The basic income movement is already a broad church, and a very diverse set of people need to continue to come on board if the policy is to become reality. One of the book’s great strengths is that it is designed to appeal to a wide range of people. From this point of view, it is interesting – and, in my view, somewhat problematic – that the book takes a scattered approach to the topic of innovation; surely, innovation is almost per definition something that everyone finds at least in principle desirable.

Rather than selecting as one of the 101 Reasons something along the lines of “A Citizen’s Income would set free innovation for the common good”, the book mentions innovation in several important but different ways. It offers crucial but somewhat isolated statements like “New software companies have the flexibility to innovate in ways in which the well-established companies cannot”, which is included in the section called “A Citizen’s Income would encourage new enterprise”. It also puts forward an in my view absolutely crucial – but again too isolated – observation that corporations disproportionately reap the rewards of innovation without reinvesting the proceeds: “The gap between wages and the proceeds of productivity is increasing. Less of the proceeds from production is now recycled back into industry via wages and consumption”. Elsewhere, Torry describes the world as having “economies in which innovation and automation are the norms” and being in need of Citizen’s Income to manage the upheaval.
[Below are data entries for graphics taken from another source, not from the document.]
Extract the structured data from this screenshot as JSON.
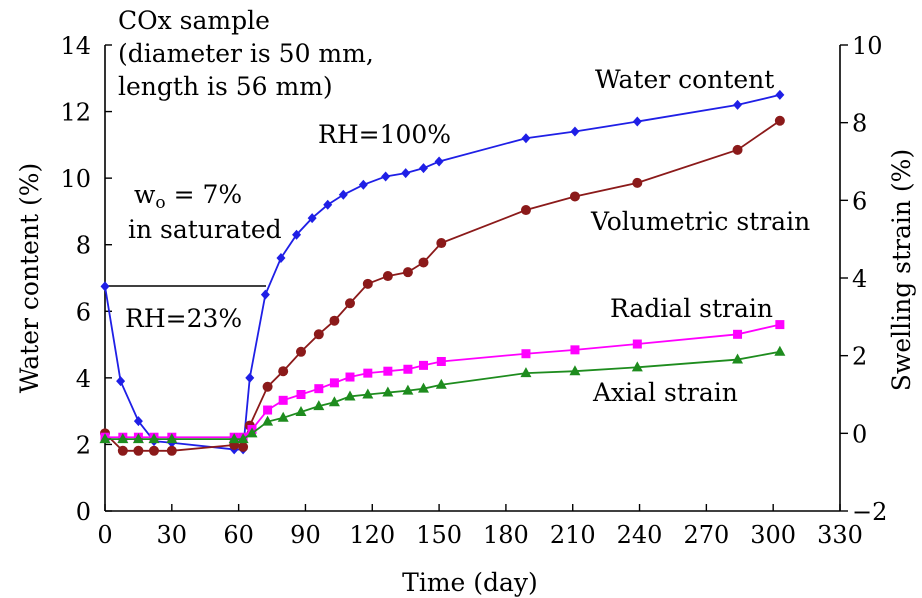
{
  "chart_data": {
    "type": "line",
    "xlabel": "Time (day)",
    "ylabel_left": "Water content (%)",
    "ylabel_right": "Swelling strain (%)",
    "xlim": [
      0,
      330
    ],
    "ylim_left": [
      0,
      14
    ],
    "ylim_right": [
      -2,
      10
    ],
    "x_ticks": [
      0,
      30,
      60,
      90,
      120,
      150,
      180,
      210,
      240,
      270,
      300,
      330
    ],
    "y_left_ticks": [
      0,
      2,
      4,
      6,
      8,
      10,
      12,
      14
    ],
    "y_right_ticks": [
      -2,
      0,
      2,
      4,
      6,
      8,
      10
    ],
    "y_right_tick_labels": [
      "−2",
      "0",
      "2",
      "4",
      "6",
      "8",
      "10"
    ],
    "grid": false,
    "annotations": {
      "sample_line1": "COx sample",
      "sample_line2": "(diameter is 50 mm,",
      "sample_line3": "length is 56 mm)",
      "w0_symbol": "w",
      "w0_subscript": "o",
      "w0_value": " = 7%",
      "w0_line2": "in saturated",
      "rh100": "RH=100%",
      "rh23": "RH=23%"
    },
    "series": [
      {
        "name": "Water content",
        "axis": "left",
        "color": "#1f1fe6",
        "marker": "diamond",
        "x": [
          0,
          7,
          15,
          22,
          30,
          58,
          62,
          65,
          72,
          79,
          86,
          93,
          100,
          107,
          116,
          126,
          135,
          143,
          150,
          189,
          211,
          239,
          284,
          303
        ],
        "y": [
          6.75,
          3.9,
          2.7,
          2.1,
          2.05,
          1.85,
          1.85,
          4.0,
          6.5,
          7.6,
          8.3,
          8.8,
          9.2,
          9.5,
          9.8,
          10.05,
          10.15,
          10.3,
          10.5,
          11.2,
          11.4,
          11.7,
          12.2,
          12.5
        ]
      },
      {
        "name": "Volumetric strain",
        "axis": "right",
        "color": "#8b1a1a",
        "marker": "circle",
        "x": [
          0,
          8,
          15,
          22,
          30,
          58,
          62,
          65,
          73,
          80,
          88,
          96,
          103,
          110,
          118,
          127,
          136,
          143,
          151,
          189,
          211,
          239,
          284,
          303
        ],
        "y": [
          0.0,
          -0.45,
          -0.45,
          -0.45,
          -0.45,
          -0.3,
          -0.35,
          0.2,
          1.2,
          1.6,
          2.1,
          2.55,
          2.9,
          3.35,
          3.85,
          4.05,
          4.15,
          4.4,
          4.9,
          5.75,
          6.1,
          6.45,
          7.3,
          8.05
        ]
      },
      {
        "name": "Radial strain",
        "axis": "right",
        "color": "#ff00ff",
        "marker": "square",
        "x": [
          0,
          8,
          15,
          22,
          30,
          58,
          62,
          66,
          73,
          80,
          88,
          96,
          103,
          110,
          118,
          127,
          136,
          143,
          151,
          189,
          211,
          239,
          284,
          303
        ],
        "y": [
          -0.1,
          -0.1,
          -0.1,
          -0.1,
          -0.1,
          -0.1,
          -0.1,
          0.1,
          0.6,
          0.85,
          1.0,
          1.15,
          1.3,
          1.45,
          1.55,
          1.6,
          1.65,
          1.75,
          1.85,
          2.05,
          2.15,
          2.3,
          2.55,
          2.8
        ]
      },
      {
        "name": "Axial strain",
        "axis": "right",
        "color": "#1e8c1e",
        "marker": "triangle",
        "x": [
          0,
          8,
          15,
          22,
          30,
          58,
          62,
          66,
          73,
          80,
          88,
          96,
          103,
          110,
          118,
          127,
          136,
          143,
          151,
          189,
          211,
          239,
          284,
          303
        ],
        "y": [
          -0.15,
          -0.15,
          -0.15,
          -0.15,
          -0.15,
          -0.15,
          -0.15,
          0.0,
          0.3,
          0.4,
          0.55,
          0.7,
          0.8,
          0.95,
          1.0,
          1.05,
          1.1,
          1.15,
          1.25,
          1.55,
          1.6,
          1.7,
          1.9,
          2.1
        ]
      }
    ]
  }
}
Yet it is in the realm of lack of innovation, in the section called “Basic Income would break a logjam”, that we find what I think is the book’s most memorable passage. Torry describes how the world has today reached one of its periodic crises and is crying out for breakthrough innovation: “technology lying idle, human creativity frustrated, wealth flowing from poor to rich, and finite resources uncontrollably exploited … we are still waiting for the next new key concept. A Citizen’s Income might be just what is required.” In the same section, he describes the “key concept”: the breakthrough that in one fell swoop greatly boosts the well-being of every current and future human being. This is so because a key concept “enable(s) new ideas and new technology to create new kinds of wealth” and history shows how they have “freed the economy from stagnation and have stimulated new creative development, which has then itself stagnated until the next new key concept arrives.”
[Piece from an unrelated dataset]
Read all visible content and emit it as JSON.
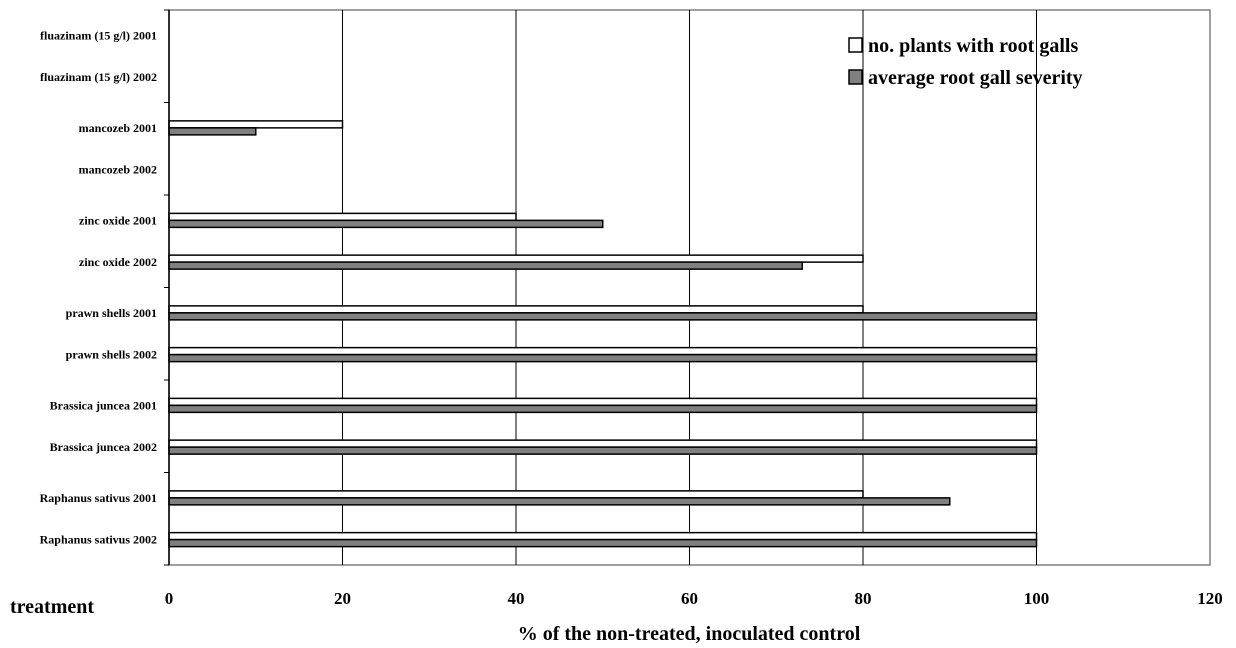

These are powerful sentences describing something that brings to mind a creative-destruction cycle of innovation in which the cycle is about to be put back into the ascendancy with the key concept of Citizen’s Income. But what is most interesting is that Torry neatly captures the constellations of historical periods in which these new key concepts are launched: “New developments that have set life’s evolution, scientific progress, or the economy free, have usually been prefigured by developments bearing some but not all of their characteristics; they have been symptoms of change as well as its cause; they have created revolutions with immense social implications; and in science and the economy they have had passionate advocates and equally passionate detractors – and, once in place, people have wondered why it all took so long.” In fact, this book already leaves the reader wondering why it’s all taking so long.